Hampson: Ich bin keineswegs avantgardefeindlich und halte Experimente für sehr wichtig. Aber manchmal kommt es mir so vor, als würde man krampfhaft um Aktualisierung bemüht sein, und ich bezweifle in vielen Fällen deren Notwendigkeit. Auftragswerke hingegen sind ein notwendiger und sehr wichtiger Bestandteil dieser Festspiele und haben eine sehr lange und erfolgreiche Tradition in Salzburg.
NEWS: Wie sehen nun Ihre eigenen Pläne aus? Ihre weltweiten Kreise führen gerade nach London zur “Arabella’-Premiere.
Hampson: Eigentlich eine Wiederaufnahme, denn es handelt sich um eine Koproduktion zwischen Paris und London. Die Londoner Premiere steht jetzt bevor. Nächstes Jahr kehren wir wegen des ungewöhnlichen Erfolgs 2002 nach Paris zurück. Karita Mattila in Höchstform, Barbara Bonney, Diana Damrau, Peter Mussbach als Regisseur, von Dohnanyi am Pult eine wahre Luxusbesetzung.

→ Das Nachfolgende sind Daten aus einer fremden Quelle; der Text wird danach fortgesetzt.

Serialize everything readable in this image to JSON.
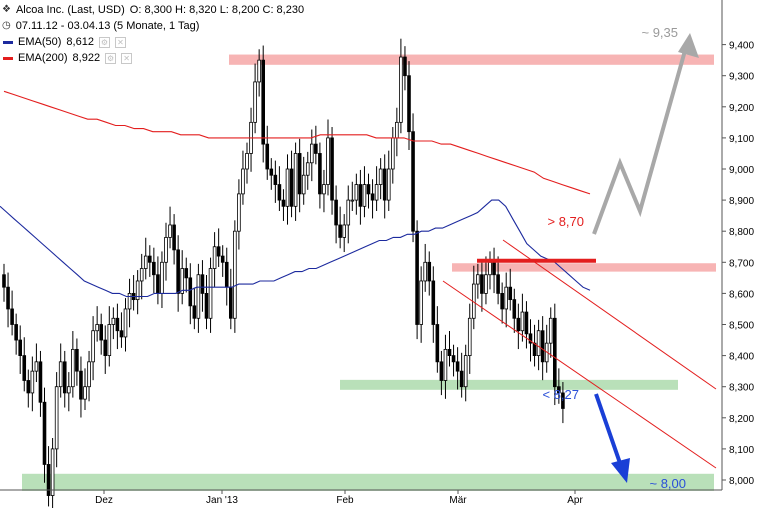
{
  "header": {
    "instrument": "Alcoa Inc. (Last, USD)",
    "ohlc": "O: 8,300  H: 8,320  L: 8,200  C: 8,230",
    "range": "07.11.12 - 03.04.13 (5 Monate, 1 Tag)",
    "ema50_label": "EMA(50)",
    "ema50_value": "8,612",
    "ema200_label": "EMA(200)",
    "ema200_value": "8,922",
    "ema50_color": "#1c2a9e",
    "ema200_color": "#e31e1e"
  },
  "chart_data": {
    "type": "candlestick",
    "x_labels": [
      "Dez",
      "Jan '13",
      "Feb",
      "Mär",
      "Apr"
    ],
    "y_ticks": [
      "8,000",
      "8,100",
      "8,200",
      "8,300",
      "8,400",
      "8,500",
      "8,600",
      "8,700",
      "8,800",
      "8,900",
      "9,000",
      "9,100",
      "9,200",
      "9,300",
      "9,400"
    ],
    "ylim": [
      7.97,
      9.42
    ],
    "grid": false,
    "candle_color": "#000000",
    "closes": [
      8.62,
      8.55,
      8.5,
      8.45,
      8.4,
      8.32,
      8.28,
      8.35,
      8.38,
      8.25,
      8.05,
      7.95,
      8.1,
      8.3,
      8.38,
      8.28,
      8.3,
      8.42,
      8.35,
      8.26,
      8.3,
      8.38,
      8.48,
      8.5,
      8.45,
      8.4,
      8.5,
      8.52,
      8.48,
      8.46,
      8.55,
      8.6,
      8.58,
      8.64,
      8.68,
      8.72,
      8.7,
      8.66,
      8.6,
      8.7,
      8.78,
      8.82,
      8.74,
      8.6,
      8.68,
      8.65,
      8.56,
      8.52,
      8.66,
      8.6,
      8.52,
      8.68,
      8.75,
      8.72,
      8.7,
      8.62,
      8.52,
      8.8,
      8.92,
      9.0,
      9.05,
      9.15,
      9.28,
      9.35,
      9.08,
      9.0,
      8.98,
      8.95,
      8.9,
      8.88,
      9.0,
      8.88,
      9.05,
      8.92,
      8.98,
      9.02,
      9.08,
      9.05,
      8.92,
      8.95,
      9.1,
      8.9,
      8.82,
      8.78,
      8.82,
      8.9,
      8.9,
      8.95,
      8.88,
      8.95,
      8.92,
      8.9,
      8.95,
      9.0,
      8.9,
      9.0,
      9.1,
      9.15,
      9.36,
      9.3,
      9.12,
      8.8,
      8.5,
      8.64,
      8.7,
      8.64,
      8.5,
      8.38,
      8.32,
      8.42,
      8.4,
      8.38,
      8.35,
      8.3,
      8.4,
      8.52,
      8.63,
      8.66,
      8.6,
      8.66,
      8.7,
      8.66,
      8.6,
      8.55,
      8.62,
      8.58,
      8.52,
      8.48,
      8.54,
      8.47,
      8.44,
      8.4,
      8.48,
      8.38,
      8.44,
      8.52,
      8.3,
      8.28,
      8.23
    ],
    "ema50": [
      8.88,
      8.86,
      8.84,
      8.82,
      8.8,
      8.78,
      8.76,
      8.74,
      8.72,
      8.7,
      8.68,
      8.66,
      8.64,
      8.63,
      8.62,
      8.61,
      8.6,
      8.6,
      8.59,
      8.59,
      8.59,
      8.59,
      8.6,
      8.6,
      8.6,
      8.6,
      8.61,
      8.61,
      8.62,
      8.62,
      8.62,
      8.62,
      8.62,
      8.62,
      8.63,
      8.63,
      8.63,
      8.64,
      8.64,
      8.64,
      8.65,
      8.66,
      8.67,
      8.67,
      8.68,
      8.68,
      8.69,
      8.7,
      8.71,
      8.72,
      8.73,
      8.74,
      8.75,
      8.76,
      8.77,
      8.77,
      8.78,
      8.78,
      8.79,
      8.79,
      8.8,
      8.8,
      8.81,
      8.81,
      8.82,
      8.83,
      8.84,
      8.85,
      8.86,
      8.88,
      8.9,
      8.9,
      8.88,
      8.84,
      8.8,
      8.76,
      8.74,
      8.72,
      8.71,
      8.7,
      8.68,
      8.66,
      8.64,
      8.62,
      8.61
    ],
    "ema200": [
      9.25,
      9.24,
      9.23,
      9.22,
      9.21,
      9.2,
      9.19,
      9.18,
      9.17,
      9.16,
      9.16,
      9.15,
      9.14,
      9.14,
      9.13,
      9.13,
      9.12,
      9.12,
      9.12,
      9.11,
      9.11,
      9.11,
      9.1,
      9.1,
      9.1,
      9.1,
      9.1,
      9.1,
      9.1,
      9.1,
      9.1,
      9.1,
      9.1,
      9.1,
      9.11,
      9.11,
      9.11,
      9.11,
      9.11,
      9.11,
      9.1,
      9.1,
      9.1,
      9.1,
      9.09,
      9.09,
      9.09,
      9.08,
      9.08,
      9.07,
      9.06,
      9.05,
      9.04,
      9.03,
      9.02,
      9.01,
      9.0,
      8.99,
      8.97,
      8.96,
      8.95,
      8.94,
      8.93,
      8.92
    ]
  },
  "annotations": {
    "target_up": "~ 9,35",
    "breakout_level": "> 8,70",
    "breakdown_level": "< 8,27",
    "target_down": "~ 8,00",
    "resistance_color": "#f7b4b4",
    "support_color": "#b9e0b9",
    "up_arrow_color": "#a8a8a8",
    "down_arrow_color": "#1a3fd6",
    "label_color": "#2a4fd8",
    "breakout_color": "#e31e1e",
    "channel_color": "#e31e1e"
  }
}
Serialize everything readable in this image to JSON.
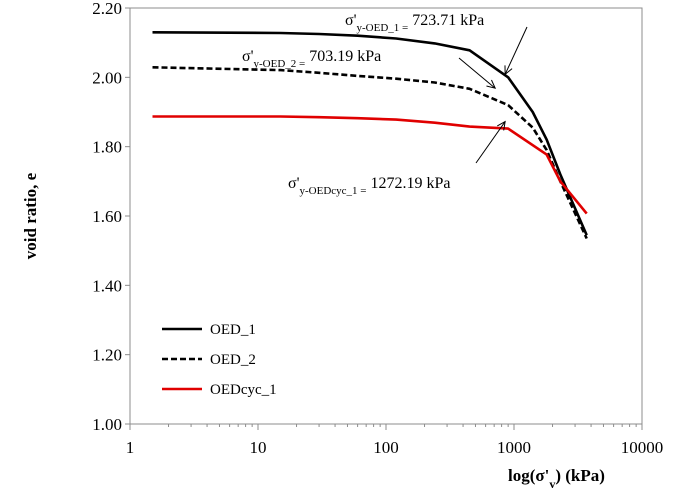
{
  "chart_data": {
    "type": "line",
    "x_scale": "log",
    "xlim": [
      1,
      10000
    ],
    "ylim": [
      1.0,
      2.2
    ],
    "xlabel": {
      "main": "log(σ'",
      "sub": "v",
      "tail": ")   (kPa)"
    },
    "ylabel": "void ratio, e",
    "x_ticks": [
      1,
      10,
      100,
      1000,
      10000
    ],
    "x_tick_labels": [
      "1",
      "10",
      "100",
      "1000",
      "10000"
    ],
    "y_ticks": [
      1.0,
      1.2,
      1.4,
      1.6,
      1.8,
      2.0,
      2.2
    ],
    "y_tick_labels": [
      "1.00",
      "1.20",
      "1.40",
      "1.60",
      "1.80",
      "2.00",
      "2.20"
    ],
    "grid": false,
    "legend_position": "bottom-left",
    "series": [
      {
        "name": "OED_1",
        "color": "#000000",
        "dash": "solid",
        "x": [
          1.5,
          15,
          30,
          60,
          120,
          240,
          450,
          900,
          1400,
          1800,
          2300,
          3700
        ],
        "y": [
          2.13,
          2.128,
          2.125,
          2.12,
          2.112,
          2.098,
          2.078,
          2.0,
          1.9,
          1.82,
          1.72,
          1.545
        ]
      },
      {
        "name": "OED_2",
        "color": "#000000",
        "dash": "dashed",
        "x": [
          1.5,
          15,
          30,
          60,
          120,
          240,
          450,
          900,
          1400,
          1800,
          2300,
          3700
        ],
        "y": [
          2.029,
          2.021,
          2.013,
          2.004,
          1.996,
          1.985,
          1.967,
          1.92,
          1.855,
          1.79,
          1.7,
          1.535
        ]
      },
      {
        "name": "OEDcyc_1",
        "color": "#e00000",
        "dash": "solid",
        "x": [
          1.5,
          15,
          30,
          60,
          120,
          240,
          450,
          900,
          1800,
          2300,
          3700
        ],
        "y": [
          1.887,
          1.887,
          1.885,
          1.882,
          1.878,
          1.869,
          1.858,
          1.852,
          1.777,
          1.7,
          1.607
        ]
      }
    ],
    "annotations": [
      {
        "prefix": "σ'",
        "sub": "y-OED_1 =",
        "value": "723.71 kPa",
        "arrow_to": [
          900,
          2.0
        ]
      },
      {
        "prefix": "σ'",
        "sub": "y-OED_2 =",
        "value": "703.19 kPa",
        "arrow_to": [
          780,
          1.96
        ]
      },
      {
        "prefix": "σ'",
        "sub": "y-OEDcyc_1 =",
        "value": "1272.19 kPa",
        "arrow_to": [
          900,
          1.855
        ]
      }
    ]
  }
}
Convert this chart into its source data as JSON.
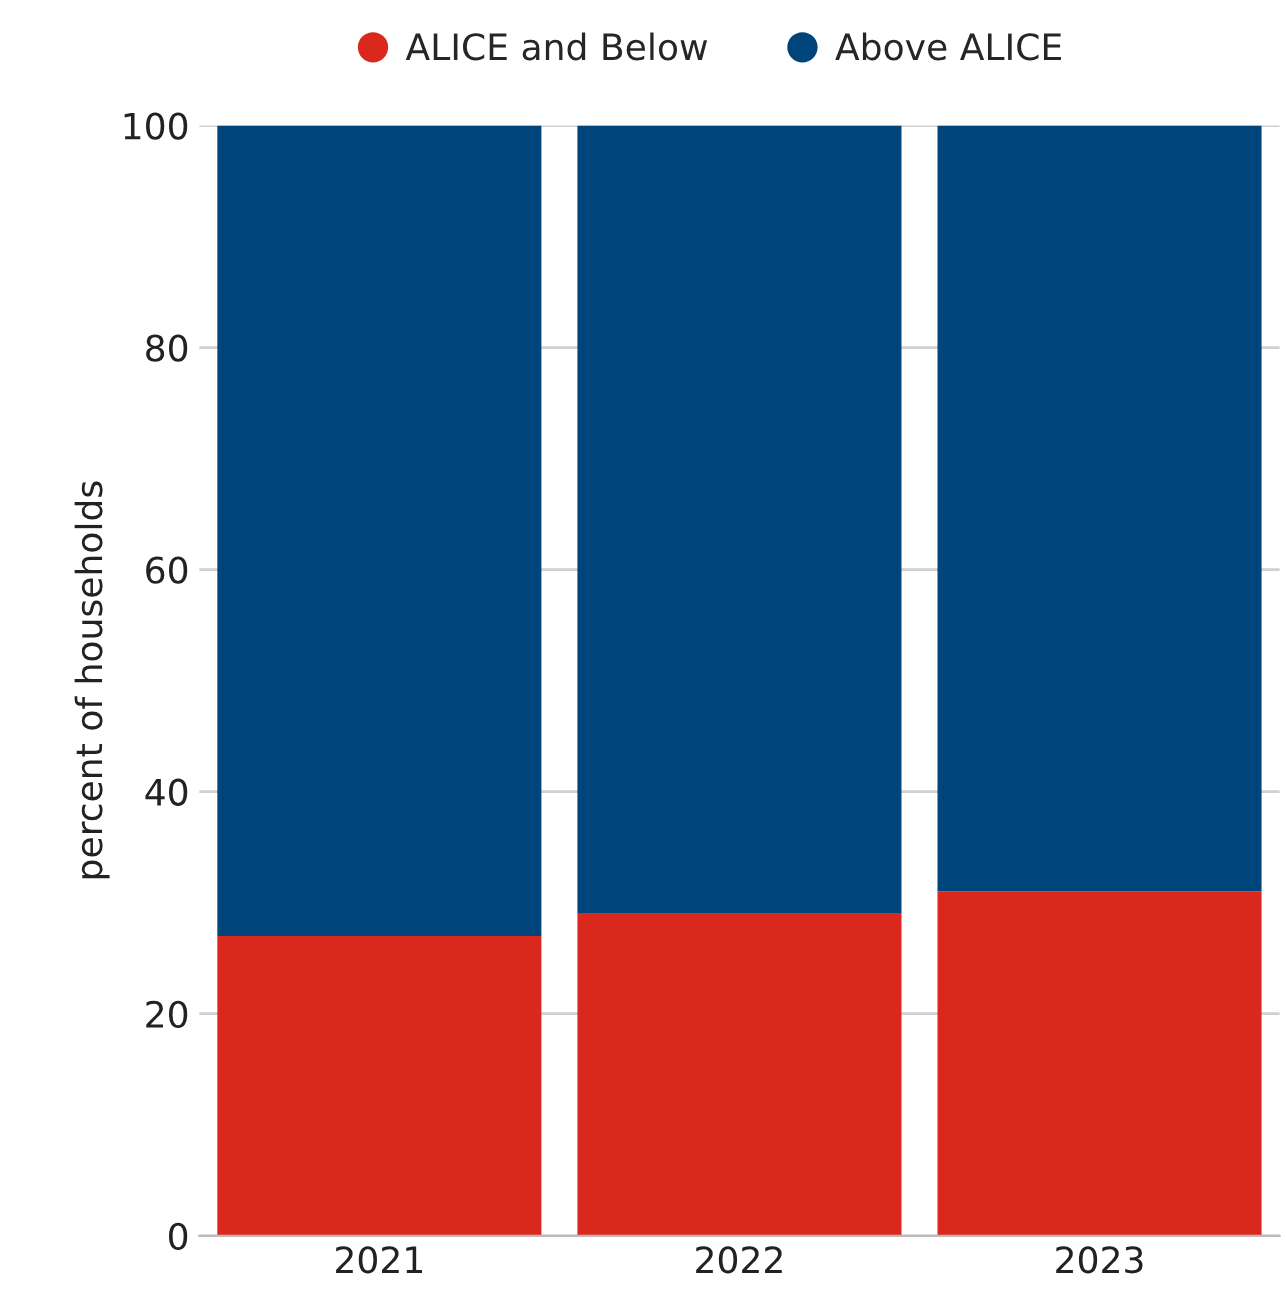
{
  "chart_data": {
    "type": "bar",
    "stacked": true,
    "ylabel": "percent of households",
    "categories": [
      "2021",
      "2022",
      "2023"
    ],
    "series": [
      {
        "name": "ALICE and Below",
        "color": "#da291c",
        "values": [
          27,
          29,
          31
        ]
      },
      {
        "name": "Above ALICE",
        "color": "#00447c",
        "values": [
          73,
          71,
          69
        ]
      }
    ],
    "ylim": [
      0,
      100
    ],
    "yticks": [
      0,
      20,
      40,
      60,
      80,
      100
    ],
    "grid": "y",
    "legend": "top"
  }
}
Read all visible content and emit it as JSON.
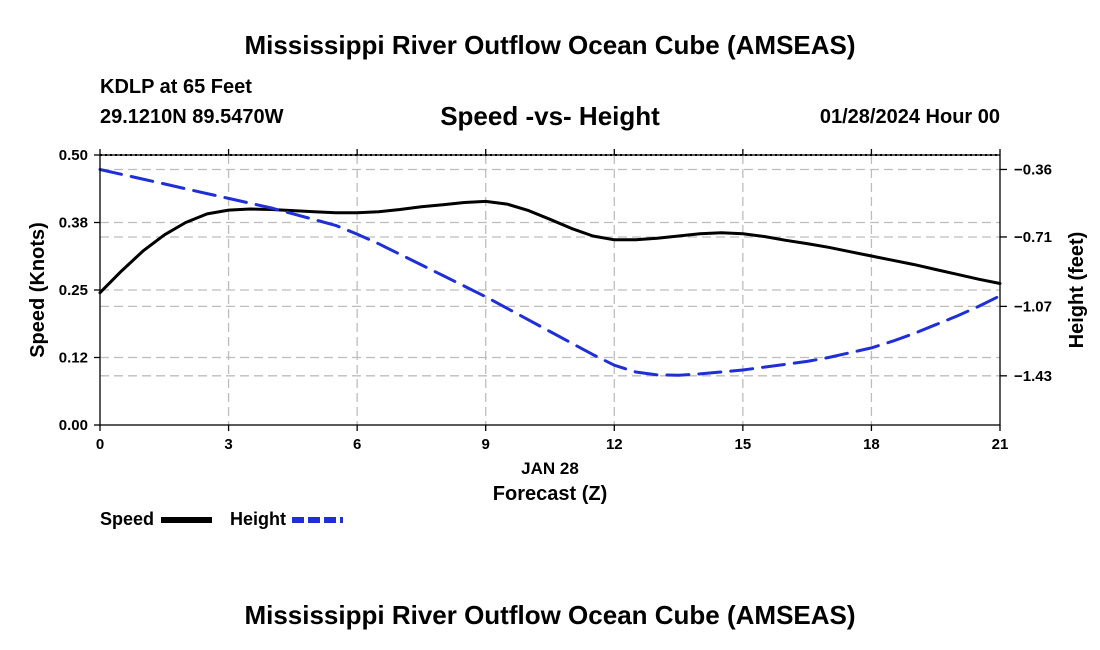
{
  "page_title_top": "Mississippi River Outflow Ocean Cube (AMSEAS)",
  "page_title_bottom": "Mississippi River Outflow Ocean Cube (AMSEAS)",
  "station": {
    "name_line": "KDLP at 65 Feet",
    "coords_line": "29.1210N  89.5470W",
    "datetime": "01/28/2024 Hour 00"
  },
  "chart_data": {
    "type": "line",
    "title": "Speed -vs- Height",
    "xlabel": "Forecast (Z)",
    "xsublabel": "JAN 28",
    "xlim": [
      0,
      21
    ],
    "x_ticks": [
      0,
      3,
      6,
      9,
      12,
      15,
      18,
      21
    ],
    "x_tick_labels": [
      "0",
      "3",
      "6",
      "9",
      "12",
      "15",
      "18",
      "21"
    ],
    "left_axis": {
      "label": "Speed (Knots)",
      "range": [
        0,
        0.5
      ],
      "ticks": [
        0.0,
        0.125,
        0.25,
        0.375,
        0.5
      ],
      "tick_labels": [
        "0.00",
        "0.12",
        "0.25",
        "0.38",
        "0.50"
      ]
    },
    "right_axis": {
      "label": "Height (feet)",
      "range": [
        -1.685,
        -0.285
      ],
      "ticks": [
        -0.36,
        -0.71,
        -1.07,
        -1.43
      ],
      "tick_labels": [
        "−0.36",
        "−0.71",
        "−1.07",
        "−1.43"
      ]
    },
    "grid": true,
    "series": [
      {
        "name": "Speed",
        "axis": "left",
        "color": "#000000",
        "dash": "solid",
        "x": [
          0,
          0.5,
          1,
          1.5,
          2,
          2.5,
          3,
          3.5,
          4,
          4.5,
          5,
          5.5,
          6,
          6.5,
          7,
          7.5,
          8,
          8.5,
          9,
          9.5,
          10,
          10.5,
          11,
          11.5,
          12,
          12.5,
          13,
          13.5,
          14,
          14.5,
          15,
          15.5,
          16,
          16.5,
          17,
          17.5,
          18,
          18.5,
          19,
          19.5,
          20,
          20.5,
          21
        ],
        "values": [
          0.245,
          0.285,
          0.322,
          0.352,
          0.375,
          0.391,
          0.398,
          0.4,
          0.399,
          0.397,
          0.395,
          0.393,
          0.393,
          0.395,
          0.399,
          0.404,
          0.408,
          0.412,
          0.414,
          0.409,
          0.397,
          0.381,
          0.364,
          0.35,
          0.343,
          0.343,
          0.346,
          0.35,
          0.354,
          0.356,
          0.354,
          0.349,
          0.342,
          0.336,
          0.329,
          0.321,
          0.313,
          0.305,
          0.297,
          0.288,
          0.279,
          0.27,
          0.262
        ]
      },
      {
        "name": "Height",
        "axis": "right",
        "color": "#1f2ed6",
        "dash": "dashed",
        "x": [
          0,
          0.5,
          1,
          1.5,
          2,
          2.5,
          3,
          3.5,
          4,
          4.5,
          5,
          5.5,
          6,
          6.5,
          7,
          7.5,
          8,
          8.5,
          9,
          9.5,
          10,
          10.5,
          11,
          11.5,
          12,
          12.5,
          13,
          13.5,
          14,
          14.5,
          15,
          15.5,
          16,
          16.5,
          17,
          17.5,
          18,
          18.5,
          19,
          19.5,
          20,
          20.5,
          21
        ],
        "values": [
          -0.36,
          -0.385,
          -0.41,
          -0.435,
          -0.46,
          -0.485,
          -0.51,
          -0.535,
          -0.56,
          -0.59,
          -0.62,
          -0.65,
          -0.695,
          -0.745,
          -0.8,
          -0.855,
          -0.91,
          -0.965,
          -1.02,
          -1.08,
          -1.14,
          -1.2,
          -1.26,
          -1.32,
          -1.375,
          -1.41,
          -1.425,
          -1.427,
          -1.42,
          -1.41,
          -1.4,
          -1.385,
          -1.37,
          -1.355,
          -1.335,
          -1.31,
          -1.285,
          -1.25,
          -1.21,
          -1.165,
          -1.12,
          -1.07,
          -1.015
        ]
      }
    ],
    "legend": {
      "placement": "bottom-left",
      "entries": [
        "Speed",
        "Height"
      ]
    }
  }
}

NEWS: Dann bereiten Sie Verdis “Falstaff’ vor – ein enormer Sprung. Wann kommt der?
Hampson: Im Dezember 2005 unter Daniele Gatti an der Wiener Staatsoper. Ich bin jetzt bei dem Repertoire angelangt, in dem ich mich wohl fühle. Die Projekte der nächsten fünf Jahre machen mich sehr glücklich: immer wieder der Mandryka und der Amfortas, den ich auch in der Mielitz- Inszenierung an der Wiener Staatsoper übernehmen werde, immer wieder – nächstens an der Met in New York – der Wolfram im “Tannhäuser’. In London kommen “Maskenball’, ein neuer “Macbeth’ und “Simon Boccanegra’, mit dem ich von Wien aus um die Welt gegangen bin. Darüber hinaus denke ich natürlich über zukünftige Rollen und Projekte nach: Es ist nicht unvorstellbar, dass irgendwann der Sachs aus den “Meistersingern’ in mein Leben kommt. Aber das hängt in erster Linie davon ab, in welche Richtung sich meine Stimme weiter entwickelt. Extrem wichtig ist mir das Konzertrepertoire. Liedtourneen werden in meiner Saisonplanung in einem größeren Ausmaß als bisher vertreten sein. Und natürlich wird die Arbeit im Rahmen meiner Foundation “Hampsong’ einen beachtlichen Teil meiner Zeit in Anspruch nehmen. Wir planen unter anderem Multimedia-Projekte, Forschungsaufträge, ein Online-Liedarchiv und Meisterklassen. Mit anderen Worten: Ich bin gut ausgelastet.